= William Barr McKinnon Duncan =

Scottish businessman (1922–1984)

Sir William Barr McKinnon Duncan (16 December 1922 – 5 November 1984) was a Scottish businessman who served as a director of ICI in both the UK and USA and as chairman and chief executive of the Rolls-Royce Corporation.

==Life==
He was born on 16 December 1922 and attended Ardrossan Academy. He then studied Mechanical Engineering at Glasgow University, graduating BSc. He was then apprenticed to the Nobel Division of ICI at Ardeer, North Ayrshire.

From 1966 to 1973 he was President of the ICI (America) and then in 1977 became Departmental Chairman of the entire ICI corporation.

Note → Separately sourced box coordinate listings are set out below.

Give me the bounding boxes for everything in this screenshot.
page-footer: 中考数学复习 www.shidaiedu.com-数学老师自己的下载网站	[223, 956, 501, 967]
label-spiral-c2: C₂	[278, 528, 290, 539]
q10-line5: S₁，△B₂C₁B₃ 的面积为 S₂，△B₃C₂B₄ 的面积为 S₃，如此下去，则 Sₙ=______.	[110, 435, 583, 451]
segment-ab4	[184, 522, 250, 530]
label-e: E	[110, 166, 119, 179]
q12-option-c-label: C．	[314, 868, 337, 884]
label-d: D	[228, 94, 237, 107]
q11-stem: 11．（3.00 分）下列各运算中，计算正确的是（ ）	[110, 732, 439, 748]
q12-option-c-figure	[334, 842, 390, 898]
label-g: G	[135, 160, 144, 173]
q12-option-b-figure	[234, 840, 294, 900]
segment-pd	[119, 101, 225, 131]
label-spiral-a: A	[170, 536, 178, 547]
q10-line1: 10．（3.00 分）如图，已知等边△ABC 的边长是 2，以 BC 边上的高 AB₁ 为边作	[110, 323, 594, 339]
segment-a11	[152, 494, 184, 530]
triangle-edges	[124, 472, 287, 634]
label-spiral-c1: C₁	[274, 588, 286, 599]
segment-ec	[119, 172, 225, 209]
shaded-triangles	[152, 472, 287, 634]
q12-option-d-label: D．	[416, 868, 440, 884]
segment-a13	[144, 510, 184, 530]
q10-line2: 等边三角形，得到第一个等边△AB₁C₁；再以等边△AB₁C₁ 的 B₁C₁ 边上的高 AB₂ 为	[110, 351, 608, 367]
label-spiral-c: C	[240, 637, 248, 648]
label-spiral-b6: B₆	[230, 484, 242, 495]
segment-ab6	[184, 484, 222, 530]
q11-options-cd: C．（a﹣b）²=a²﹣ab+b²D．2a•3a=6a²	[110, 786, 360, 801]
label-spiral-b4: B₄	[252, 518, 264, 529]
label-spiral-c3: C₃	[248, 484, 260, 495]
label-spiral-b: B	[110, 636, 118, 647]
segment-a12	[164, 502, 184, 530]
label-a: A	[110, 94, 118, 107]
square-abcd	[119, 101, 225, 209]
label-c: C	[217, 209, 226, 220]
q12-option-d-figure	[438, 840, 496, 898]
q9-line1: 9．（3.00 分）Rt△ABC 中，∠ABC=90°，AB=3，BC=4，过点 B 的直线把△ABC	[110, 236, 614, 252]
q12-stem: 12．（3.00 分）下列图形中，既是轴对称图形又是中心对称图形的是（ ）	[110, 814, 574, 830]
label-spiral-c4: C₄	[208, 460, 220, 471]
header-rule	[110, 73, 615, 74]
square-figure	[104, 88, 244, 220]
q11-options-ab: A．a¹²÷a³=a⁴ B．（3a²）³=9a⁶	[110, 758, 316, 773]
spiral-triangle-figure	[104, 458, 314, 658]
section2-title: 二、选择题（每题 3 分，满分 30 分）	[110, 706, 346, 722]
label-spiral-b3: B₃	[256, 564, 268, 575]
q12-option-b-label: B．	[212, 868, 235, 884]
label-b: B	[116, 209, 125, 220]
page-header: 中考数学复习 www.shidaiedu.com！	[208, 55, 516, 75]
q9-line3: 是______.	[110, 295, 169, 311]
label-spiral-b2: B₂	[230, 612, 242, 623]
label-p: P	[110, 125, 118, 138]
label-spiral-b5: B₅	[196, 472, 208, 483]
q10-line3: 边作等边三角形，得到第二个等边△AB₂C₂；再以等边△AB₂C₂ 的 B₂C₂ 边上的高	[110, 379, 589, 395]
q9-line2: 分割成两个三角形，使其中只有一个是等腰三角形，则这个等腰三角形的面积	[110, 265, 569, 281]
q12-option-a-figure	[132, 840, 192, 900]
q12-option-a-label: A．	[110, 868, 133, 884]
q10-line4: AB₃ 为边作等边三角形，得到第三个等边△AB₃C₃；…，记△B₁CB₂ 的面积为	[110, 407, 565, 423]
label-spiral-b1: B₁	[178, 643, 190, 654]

In 1983 he became Chief Executive of the Rolls-Royce Corporation.

He was created a Commander of the Order of the British Empire in the 1973 New Years Honours List.
In 1975 he is listed as a Member of the National Enterprise Board.
He was elected a Fellow of the Royal Society of Edinburgh in 1980. His proposers form one of the longest and most impressive lists within the Society: Lord Polwarth, Sir Samuel Curran, Sir Edward M Wright, Sir John Atwell, William Whigham Fletcher, William McPhee Hutchison, Alistair North, George Murray Burnett, Alick Buchanan-Smith, Baron Balerno and Robert Allan Smith.
On 17 March 1983 he was knighted by Queen Elizabeth II at Buckingham Palace.

He died on 5 November 1984.

==Family==

In 1951 he married Christina Boyd Worth.